Some years back I wrote a program in C++ using an obvious object-oriented architecture. Then, later, I had to rewrite it in C, and I learned some pretty good lessons about software design.
The Problem
The original program is a little hard to explain, so I’ll invent a new problem to use as an example: making a classic hack-and-slash rogue-like game. The player controls a hero in a dungeon fighting monsters like orcs and dragons. How will you model the monsters in code?
Two Solutions
If you’ve learned about OOP, this is an obvious application of polymorphism. You can create a Monster
base class, then use inheritance to create subclasses like
Orc
and Dragon
for each type of monster. Unlike some toy examples of
polymorphism, this one is actually 100% valid and works correctly. I’ll call this the code-oriented solution.
Once upon a time I would have accepted that as the obviously proper model and not thought about it any more. But
here’s another solution: create a single Monster
class, and a
single MonsterSpec
class. All monsters, regardless of type,
are straightforward instances of Monster
. What makes an orc
an orc and a dragon a dragon is a pointer to an immutable MonsterSpec
instance. All orcs share a common MonsterSpec
instance that specifies orc attributes like strength, speed
and aggressiveness, as well as orc animations and sound effects, and similarly there’s another MonsterSpec
for every other type of monster. I’ll call this the
data-oriented solution.
Comparison
If all you want to implement is monsters moving around the dungeon and attacking the player, the two solutions have their minor pros and cons, but are mostly equivalent. The difference starts to appear when you add more features. The code-oriented solution solves the problem using code, so other related problems end up being solved with code as well. Likewise, the data-oriented solution makes data the solution to problems.
For example, say you want the game to load pre-designed dungeon maps with monsters. The code-oriented OOP solution
will have you writing a MonsterFactory
with OrcFactory
and DragonFactory
implementations so that you can create the appropriate
monsters specified in the map data. The data-oriented solution just requires a table that can look up MonsterSpec
instances by name or something. Now you want to implement
saving and loading of games – and hence monsters. With the code-oriented solution, you’ll end up writing serialisation
and deserialisation code for each subclass of Monster
. With
the data-oriented solution, you just need a way to (de)serialise a Monster
instance. Now (the big one) suppose you want dungeon maps to be
able to create new dungeon-specific monsters. The code-oriented solution requires a plugin system, and a way for map
data generation to be integrated with the code build system, so that map data can stay binary compatible with the code.
The data-oriented solution just needs the specs for the new monster.
So, Data-Oriented Solutions Win?
I deliberately picked this example to highlight the mistake I originally made: jumping to a model that embodied the
solution in code (i.e., a class hierarchy) when most of the problems were about data. As a counterpoint, if the game
needed each monster to have complex, specialised AI, then that would be a problem of code. (Though it’s
popular in real game development to embed a scripting language so that behaviour can be data.) A hybrid approach is
possible – if you know about how polymorphism is
implemented, you might notice that MonsterSpec
is just
like a vtable that contains data instead of function pointers (and why not have both?).

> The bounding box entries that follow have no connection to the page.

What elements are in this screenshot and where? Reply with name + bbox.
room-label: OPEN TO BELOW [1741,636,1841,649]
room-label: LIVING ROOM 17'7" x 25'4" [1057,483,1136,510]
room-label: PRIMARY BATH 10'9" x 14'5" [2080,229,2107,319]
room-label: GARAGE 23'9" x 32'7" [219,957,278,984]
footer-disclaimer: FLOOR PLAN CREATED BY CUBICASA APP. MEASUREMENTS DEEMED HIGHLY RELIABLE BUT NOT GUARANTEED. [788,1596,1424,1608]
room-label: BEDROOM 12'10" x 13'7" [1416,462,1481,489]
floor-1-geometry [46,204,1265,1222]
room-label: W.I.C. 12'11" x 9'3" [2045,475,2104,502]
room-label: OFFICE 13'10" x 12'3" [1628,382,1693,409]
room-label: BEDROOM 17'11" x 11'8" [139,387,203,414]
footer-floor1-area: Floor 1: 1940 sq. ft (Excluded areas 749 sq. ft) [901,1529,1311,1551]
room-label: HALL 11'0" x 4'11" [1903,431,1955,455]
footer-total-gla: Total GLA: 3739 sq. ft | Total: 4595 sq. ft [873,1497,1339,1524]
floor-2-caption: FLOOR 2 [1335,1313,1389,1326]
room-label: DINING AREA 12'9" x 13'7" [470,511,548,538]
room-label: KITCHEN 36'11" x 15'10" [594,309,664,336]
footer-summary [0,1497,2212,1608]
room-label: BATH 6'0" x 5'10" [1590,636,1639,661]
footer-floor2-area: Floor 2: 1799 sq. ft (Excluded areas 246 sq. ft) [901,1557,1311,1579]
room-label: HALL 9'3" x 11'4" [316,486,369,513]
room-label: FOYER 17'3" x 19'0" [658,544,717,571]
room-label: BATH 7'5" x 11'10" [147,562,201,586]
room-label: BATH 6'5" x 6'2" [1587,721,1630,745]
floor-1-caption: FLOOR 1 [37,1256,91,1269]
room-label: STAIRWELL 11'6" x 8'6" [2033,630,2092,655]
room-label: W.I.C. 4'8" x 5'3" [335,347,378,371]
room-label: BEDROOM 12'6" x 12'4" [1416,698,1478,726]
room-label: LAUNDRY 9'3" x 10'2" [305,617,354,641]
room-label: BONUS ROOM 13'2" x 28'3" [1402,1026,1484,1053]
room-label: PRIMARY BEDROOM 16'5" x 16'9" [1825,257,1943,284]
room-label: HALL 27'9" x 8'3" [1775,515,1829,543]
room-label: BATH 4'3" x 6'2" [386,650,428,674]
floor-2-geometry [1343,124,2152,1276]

When using a language like C, a drawback of data-oriented architecture is that code can be statically checked but data can’t, so the data language needs to be simple. Not all languages have the same hard dichotomy of code-is-rigid-data-is-flexible. At the extreme is Lisp, where data is code and code is data – with the downside that not even code can be statically checked. Other languages have run-time reflection (e.g., Java) or compile-time reflection (e.g., D). But being conscious of code versus data is important for simple, maintainable software.